I’m not afraid to say it: lately, I hate my Garmin.
Blame poor design, a failing battery or cold-weather limitations, but when you really come down to it, my Garmin has been letting me down. And I’ve been making excuses. But it has to stop, because right now, I’m doing all the work in this relationship.
I’ve actually been accommodating my Garmin’s lack of commitment for a while now. For example, when I noticed that the light was no longer working a few weeks ago, I told myself I had probably imagined that the light function actually exists on the 405 model. Only after going back to check the manual did I realize that while most Garmins have a light, my Garmin had made a personal decision to opt out of that feature. And yet, I forgave it. Heck, I rarely use the light anyways. And if it weren’t for my own refusal to entertain the idea of bifocals, it probably wouldn’t be necessary at all.
Then, last week, the Garmin quit working at kilometre 17.5 of an 18K run. Again, I made excuses. It was really cold outside, and besides, my pace probably wasn’t going to get any better in those last 500 metres. But it’s not the first time the Garmin has abandoned me during a long run. Two years ago, at the beginning of a half-marathon race, it quit just minutes after crossing the start line. I was forced to run 20K with no Garmin – the horror. And at the Wineglass Marathon? Happened again. It gave up at kilometre 36, despite being fully charged the night before. And like the abused runner I am, I blamed myself, reasoning that in my exhausted and addled state, I must have brushed against the bezel.
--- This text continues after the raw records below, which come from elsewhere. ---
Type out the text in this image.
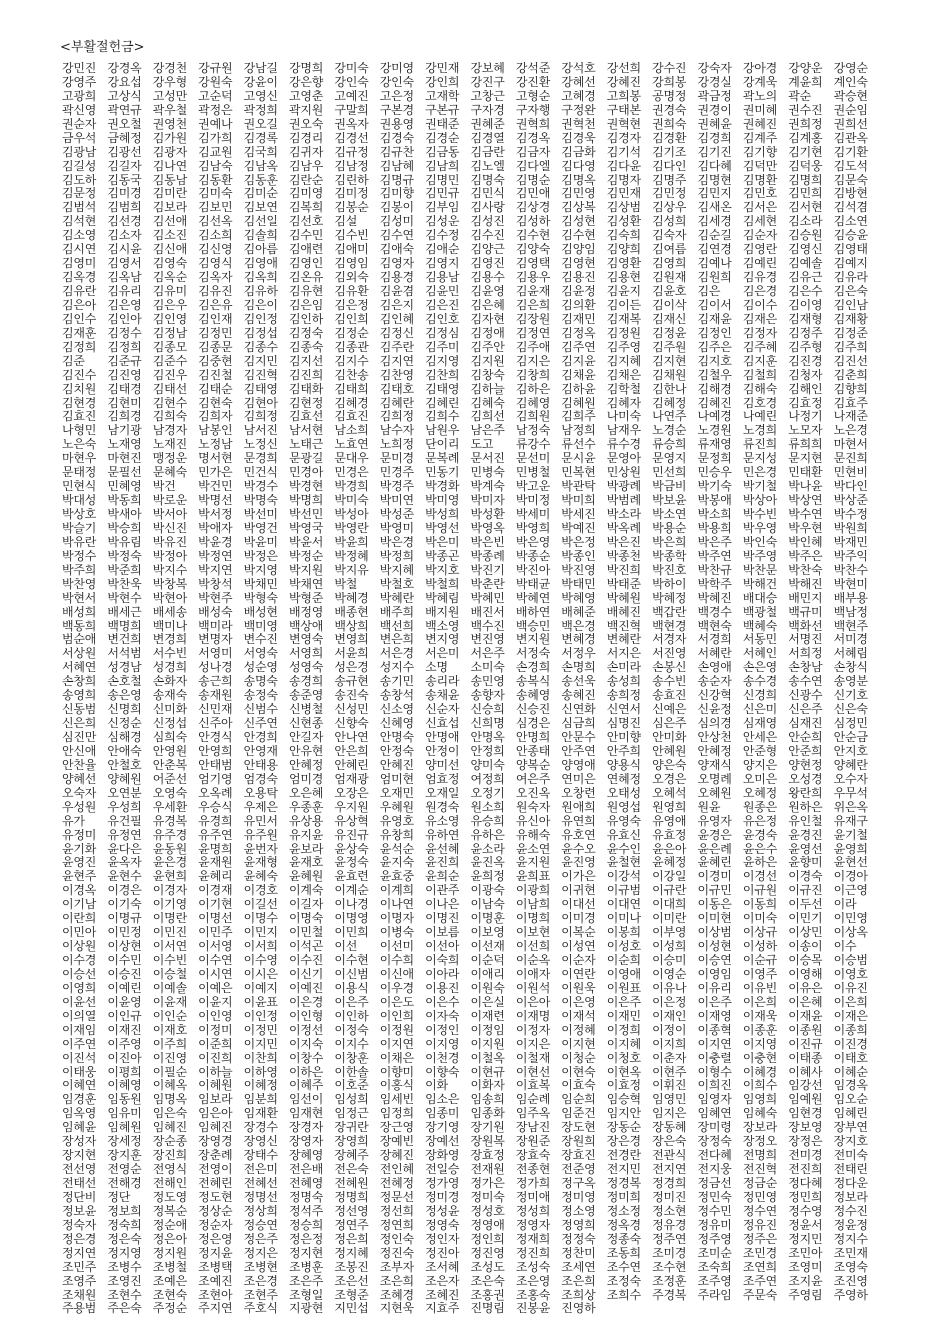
<부활절헌금>
강민진 강경옥 강경천 강규원 강남길 강명희 강미숙 강미영 강민재 강보혜 강석준 강석호 강선희 강수진 강숙자 강아경 강양운 강영순
강영주 강요섭 강우형 강원숙 강윤이 강은향 강인숙 강인숙 강인희 강진구 강진환 강혜선 강혜진 강희봉 강경실 강계욱 계윤희 계인숙
고광희 고상식 고성만 고순덕 고영신 고영춘 고예진 고은정 고재학 고창근 고형순 고혜경 고희봉 공명정 곽금정 곽노의 곽순	곽승현
곽신영 곽연규 곽우철 곽정은 곽정희 곽지원 구말희 구본경 구본규 구자경 구자행 구정완 구태본 권경숙 권경이 권미혜 권수진 권순임
권순자 권오철 권영천 권예나 권오길 권오숙 권옥자 권용영 권태준 권혜준 권혁희 권혁천 권혁현 권희숙 권혜윤 권혜진 권희정 권희선
금우석 금혜정 김가원 김가희 김경록 김경리 김경선 김경숙 김경순 김경열 김경옥 김경욱 김경자 김경환 김경희 김계주 김계홍 김관옥
김광남 김광선 김광자 김교원 김국희 김귀자 김규정 김규찬 김금동 김금란 김금자 김금화 김기석 김기조 김기진 김기향 김기현 김기환
김길성 김길자 김나연 김남숙 김남옥 김남우 김남정 김남혜 김남희 김노엘 김다엘 김다영 김다윤 김다인 김다혜 김덕만 김덕웅 김도석
김도하 김동국 김동남 김동환 김동훈 김란순 김린하 김명규 김명민 김명숙 김명순 김명옥 김명자 김명주 김명현 김명환 김명희 김문숙
김문정 김미경 김미란 김미숙 김미순 김미영 김미정 김미향 김민규 김민식 김민애 김민영 김민재 김민정 김민지 김민호 김민희 김방현
김범석 김범희 김보라 김보민 김보연 김복희 김봉순 김봉이 김부임 김사랑 김상경 김상복 김상범 김상우 김새온 김서은 김서현 김석겸
김석현 김선경 김선애 김선옥 김선일 김선호 김설	김성미 김성운 김성진 김성하 김성현 김성환 김성희 김세경 김세현 김소라 김소연
김소영 김소자 김소진 김소희 김솔희 김수민 김수빈 김수연 김수정 김수진 김수현 김수현 김숙희 김숙자 김순길 김순자 김승원 김승윤
김시연 김시윤 김신애 김신영 김아름 김애련 김애미 김애숙 김애순 김양근 김양숙 김양임 김양희 김여름 김연경 김영란 김영신 김영태
김영미 김영서 김영숙 김영식 김영애 김영인 김영임 김영자 김영지 김영진 김영택 김영현 김영환 김영희 김예나 김예린 김예솔 김예지
김옥경 김옥남 김옥순 김옥자 김옥희 김온유 김외숙 김용경 김용남 김용수 김용우 김용진 김용현 김원재 김원희 김유경 김유근 김유라
김유란 김유리 김유미 김유진 김유하 김유현 김유환 김윤겸 김윤민 김윤영 김윤재 김윤정 김윤지 김윤호 김은	김은경 김은수 김은숙
김은아 김은영 김은우 김은유 김은이 김은임 김은정 김은지 김은진 김은혜 김은희 김의환 김이든 김이삭 김이서 김이수 김이영 김인남
김인수 김인아 김인영 김인재 김인정 김인하 김인희 김인혜 김인호 김자현 김장원 김재민 김재복 김재신 김재윤 김재은 김재형 김재황
김재훈 김정수 김정남 김정민 김정섭 김정숙 김정순 김정신 김정심 김정애 김정연 김정옥 김정원 김정윤 김정인 김정자 김정주 김정준
김정희 김정희 김종모 김종문 김종수 김종숙 김종관 김주란 김주미 김주안 김주애 김주연 김주영 김주원 김주은 김주혜 김주형 김주희
김준	김준규 김준수 김중현 김지민 김지선 김지수 김지연 김지영 김지원 김지은 김지윤 김지혜 김지현 김지호 김지훈 김진경 김진선
김진수 김진영 김진우 김진철 김진혁 김진희 김찬송 김찬영 김찬희 김창숙 김창희 김채윤 김채은 김채원 김철우 김철희 김청자 김춘희
김치원 김태경 김태선 김태순 김태영 김태화 김태희 김태호 김태영 김하늘 김하은 김하윤 김학철 김한나 김해경 김해숙 김해인 김향희
김현경 김현미 김현수 김현숙 김현아 김현정 김혜경 김혜란 김혜린 김혜숙 김혜영 김혜원 김혜자 김혜정 김혜진 김호경 김효정 김효주
김효진 김희경 김희숙 김희자 김희정 김효선 김효진 김희정 김희수 김희선 김희원 김희주 나미숙 나연주 나예경 나예린 나정기 나재준
나형민 남기광 남경자 남봉인 남서진 남서현 남소희 남수자 남원우 남은주 남정숙 남정희 남재우 노경순 노경원 노경희 노모자 노은경
노은숙 노재영 노재진 노정남 노정신 노태근 노효연 노희정 단이리 도고	류강수 류선수 류수경 류승희 류재영 류진희 류희희 마현서
마현우 마현진 맹정운 명서현 문경희 문광길 문대우 문미경 문복례 문서진 문선미 문시윤 문영아 문영지 문정희 문지성 문지현 문진희
문태정 문필선 문혜숙 민가은 민건식 민경아 민경은 민경주 민동기 민병숙 민병철 민복현 민상원 민선희 민승우 민은경 민태환 민현비
민현식 민혜영 박건	박건민 박경수 박경현 박경희 박경주 박경화 박계숙 박고운 박관탁 박광례 박금비 박기숙 박기철 박나윤 박다인
박대성 박동희 박로운 박명선 박명숙 박명희 박미숙 박미연 박미영 박미자 박미정 박미희 박범례 박보윤 박봉애 박상아 박상연 박상준
박상호 박새아 박서아 박서정 박선미 박선민 박성아 박성준 박성희 박성환 박세미 박세진 박소라 박소연 박소희 박수빈 박수연 박수정
박슬기 박승희 박신진 박애자 박영건 박영국 박영란 박영미 박영선 박영옥 박영희 박예진 박옥례 박용순 박용희 박우영 박우현 박원희
박유란 박유림 박유진 박윤경 박윤미 박윤서 박윤희 박은경 박은미 박은빈 박은영 박은정 박은진 박은희 박은주 박인숙 박인혜 박재민
박정수 박정숙 박정아 박정연 박정은 박정순 박정혜 박정희 박종곤 박종례 박종순 박종인 박종천 박종학 박주연 박주영 박주은 박주익
박주희 박준희 박지수 박지연 박지영 박지원 박지유 박지혜 박지호 박진기 박진아 박진영 박진희 박진호 박찬규 박찬문 박찬숙 박찬수
박찬영 박찬욱 박창복 박창석 박채민 박채연 박철	박철호 박철희 박춘란 박태균 박태민 박태준 박하이 박학주 박해건 박해진 박현미
박현서 박현수 박현아 박현주 박형숙 박형준 박혜경 박혜란 박혜림 박혜민 박혜연 박혜영 박혜원 박혜정 박혜진 배대승 배민지 배부용
배성희 배세근 배세송 배성숙 배성현 배정영 배종현 배주희 배지원 배진서 배하연 배혜준 배혜진 백갑란 백경수 백광철 백규미 백남정
백동희 백명희 백미나 백미라 백미영 백상애 백상희 백선희 백소영 백수진 백승민 백은경 백진혁 백현경 백현숙 백혜숙 백화선 백현주
범순애 변건희 변경희 변명자 변수진 변영숙 변영희 변은희 변지영 변진영 변지원 변혜경 변혜란 서경자 서경희 서동민 서명진 서미경
서상원 서석범 서수빈 서영미 서영숙 서영희 서윤희 서은경 서은미 서은주 서정숙 서정우 서지은 서진영 서혜란 서혜인 서희정 서혜림
서혜연 성경남 성경희 성나경 성순영 성영숙 성은경 성지수 소명	소미숙 손경희 손명희 손미라 손봉신 손영애 손은영 손창남 손창식
손창희 손호철 손화자 송근희 송명숙 송경희 송규현 송기민 송리라 송민영 송복식 송선욱 송성희 송수빈 송순자 송수경 송수연 송영분
송영희 송은영 송재숙 송재원 송정숙 송준영 송진숙 송창석 송채윤 송향자 송혜영 송혜진 송희정 송효진 신강혁 신경희 신광수 신기호
신동범 신명희 신미화 신민재 신범수 신병철 신성민 신소영 신순자 신승희 신승진 신연화 신연서 신예은 신윤정 신은미 신은주 신은숙
신은희 신정순 신정섭 신주아 신주연 신현종 신향숙 신혜영 신효섭 신희명 심경은 심금희 심명진 심은주 심의경 심재영 심재진 심정민
심진만 심해경 심희숙 안경식 안경희 안길자 안나연 안명숙 안명애 안명옥 안명희 안문수 안미향 안미화 안상천 안세은 안순희 안순금
안신애 안애숙 안영원 안영희 안영재 안유현 안은희 안정숙 안정이 안정희 안종태 안주연 안주희 안혜원 안혜정 안준형 안준희 안지호
안찬율 안철호 안춘복 안태범 안태용 안혜정 안혜린 안혜진 양미선 양미숙 양복순 양영애 양용식 양은숙 양재식 양지은 양현정 양혜란
양혜선 양혜원 어준선 엄기영 엄경숙 엄미경 엄재광 엄미현 엄효정 여정희 여은주 연미은 연혜정 오경은 오명례 오미은 오성경 오수자
오숙자 오연분 오영숙 오옥례 오용탁 오은혜 오장은 오재민 오재일 오정기 오진옥 오창련 오태성 오혜석 오혜원 오혜정 왕란희 우무석
우성원 우성희 우세환 우승식 우제은 우종훈 우지원 우혜원 원경숙 원소희 원숙자 원애희 원영섭 원영희 원윤	원종은 원하은 위은옥
유가	유건필 유경복 유경희 유민서 유상용 유상혁 유영호 유소영 유승희 유신아 유연희 유영숙 유영애 유영자 유은정 유인철 유재구
유정미 유정연 유주경 유주연 유주원 유지윤 유진규 유창희 유하연 유하은 유해숙 유호연 유효신 유효정 윤경은 윤경숙 윤경진 윤기철
윤기화 윤다은 윤동원 윤명희 윤번자 윤보라 윤상숙 윤석순 윤선혜 윤소라 윤소연 윤수오 윤수인 윤은아 윤은례 윤은수 윤영선 윤영희
윤영진 윤옥자 윤은경 윤재원 윤재형 윤재호 윤정숙 윤지숙 윤진희 윤진옥 윤지원 윤진영 윤철현 윤혜정 윤혜린 윤하은 윤향미 윤현선
윤현주 윤현수 윤현희 윤혜리 윤혜숙 윤혜원 윤효련 윤효중 윤희순 윤희정 윤희표 이가은 이강석 이강일 이경미 이경선 이경숙 이경아
이경옥 이경은 이경자 이경재 이경호 이계숙 이계순 이계희 이관주 이광숙 이광희 이귀현 이규범 이규란 이규민 이규원 이규진 이근영
이기남 이기숙 이기영 이기현 이길선 이길자 이나경 이나연 이나은 이남숙 이남희 이대선 이대연 이대희 이동은 이동희 이두선 이라
이란희 이명규 이명란 이명선 이명수 이명숙 이명영 이명자 이명진 이명훈 이명희 이미경 이미나 이미란 이미현 이미숙 이민기 이민영
이민아 이민정 이민진 이민주 이민지 이민철 이민희 이병숙 이보름 이보영 이보현 이복순 이봉희 이부영 이상범 이상규 이상민 이상옥
이상원 이상현 이서연 이서영 이서희 이석곤 이선	이선미 이선아 이선재 이선희 이성연 이성호 이성희 이성현 이성하 이송이 이수
이수경 이수민 이수빈 이수연 이수영 이수진 이수현 이수희 이숙희 이순덕 이순옥 이순자 이순희 이승미 이승연 이순규 이승목 이승범
이승선 이승진 이승철 이시연 이시은 이신기 이신범 이신애 이아라 이애리 이애자 이연란 이영애 이영순 이영임 이영주 이영해 이영호
이영희 이예린 이예솔 이예은 이예지 이예진 이용식 이우경 이용진 이원숙 이원석 이원욱 이원표 이유나 이유리 이유빈 이유은 이유진
이윤선 이윤영 이윤재 이윤지 이윤표 이은경 이은주 이은도 이은수 이은실 이은아 이은영 이은주 이은정 이은주 이은희 이은혜 이은희
이의열 이인규 이인순 이인영 이인정 이인형 이인하 이인희 이자숙 이재련 이재명 이재석 이재민 이재인 이재영 이재욱 이재윤 이재은
이재임 이재진 이재호 이정미 이정민 이정선 이정숙 이정원 이정인 이정임 이정자 이정혜 이정희 이정이 이종혁 이종훈 이종원 이종희
이주연 이주영 이주희 이준희 이지민 이지숙 이지수 이지연 이지영 이지원 이지은 이지현 이지혜 이지희 이지연 이지영 이진규 이진경
이진석 이진아 이진영 이진희 이찬희 이창수 이창훈 이채은 이천경 이철옥 이철재 이청순 이청호 이춘자 이충렬 이충현 이태종 이태호
이태웅 이평희 이필순 이하늘 이하영 이하은 이한솔 이향미 이향숙 이현규 이현선 이현숙 이현옥 이현주 이형수 이혜경 이혜사 이혜순
이혜연 이혜영 이혜옥 이혜원 이혜정 이혜주 이호준 이홍식 이화	이화자 이효복 이효숙 이효정 이휘진 이희진 이희수 임강선 임경옥
임경훈 임동원 임명옥 임보라 임분희 임선이 임성희 임세빈 임소은 임송희 임순례 임순희 임승혁 임영민 임영자 임영희 임예원 임오순
임옥영 임유미 임은숙 임은아 임재환 임재현 임정근 임정희 임종미 임종화 임주옥 임준건 임지안 임지은 임혜연 임혜숙 임현경 임혜린
임혜윤 임혜원 임혜진 임혜진 장경수 장경자 장귀란 장근영 장기영 장기원 장남진 장도현 장동순 장동혜 장미령 장보라 장보영 장부연
장성자 장세정 장순종 장영경 장영신 장영자 장영희 장예빈 장예선 장원복 장원준 장원희 장은경 장은숙 장정숙 장정오 장정은 장지호
장지현 장지훈 장진희 장춘례 장태수 장혜영 장혜주 장혜진 장화영 장효정 장효숙 장효진 전경란 전관식 전다혜 전명희 전미경 전미숙
전선영 전영순 전영식 전영이 전은미 전은배 전은숙 전인혜 전일승 전재원 전종현 전준영 전지민 전지연 전지웅 전진혁 전진희 전태린
전태선 전해경 전해인 전혜린 전혜선 전혜영 전혜원 전혜정 정가영 정가은 정가희 정구옥 정경복 정경희 정금선 정금순 정다혜 정다운
정단비 정단	정도영 정도현 정명선 정명숙 정명희 정문선 정미경 정미숙 정미애 정미영 정미희 정미진 정민숙 정민영 정민희 정보라
정보윤 정보희 정복순 정상순 정상희 정석주 정선영 정선희 정성윤 정성호 정성희 정소영 정소정 정소현 정수민 정수연 정수영 정수진
정숙자 정숙희 정순애 정순자 정승연 정승희 정연주 정연희 정영숙 정영애 정영자 정영희 정옥경 정유경 정유미 정유진 정윤서 정윤정
정은경 정은숙 정은아 정은영 정은주 정은정 정은희 정인숙 정인자 정인희 정재희 정정숙 정종숙 정주연 정주영 정주은 정지민 정지수
정지연 정지영 정지원 정지윤 정지은 정지현 정지혜 정진숙 정진아 정진영 정진희 정찬미 조동희 조미경 조미순 조민경 조민아 조민재
조민주 조병수 조병철 조병택 조병현 조병훈 조봉진 조부자 조서혜 조성도 조성숙 조세연 조수연 조수현 조숙희 조연희 조영미 조영숙
조영주 조영진 조예은 조예진 조은경 조은주 조은선 조은희 조은자 조은숙 조은영 조은희 조정숙 조정훈 조주영 조주연 조지윤 조진영
조채원 조현수 조현숙 조현아 조현주 조형일 조형준 조혜경 조혜진 조홍권 조홍숙 조희상 조희수 주경복 주라임 주문숙 주영림 주영하
주용범 주은숙 주정순 주지연 주호식 지광현 지민섭 지현욱 지효주 진명림 진봉윤 진영하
Now, the twitchy little device has started playing head games. At the 5K mark of yesterday’s 21K outing, it starting spitting out this message before every lap: “Lap history full. Delete older activities.” (Or something like that. I can’t check, because the Garmin and I aren’t speaking right now.) Since I upload (and then pretty much ignore) all my activities to the Garmin website regularly, I didn’t even know I had to delete other activities from the watch. No fair.
Bottom line – Garmin, you’d better shape up. Because I’m still young, and there’s a lot of life in these legs. And it’s not like I don’t have options. I’d like to stay together, though, for the sake of the children. Because they’re the ones who are going to have to teach their mother to use a new electronic device. And at their age, that’s just cruel.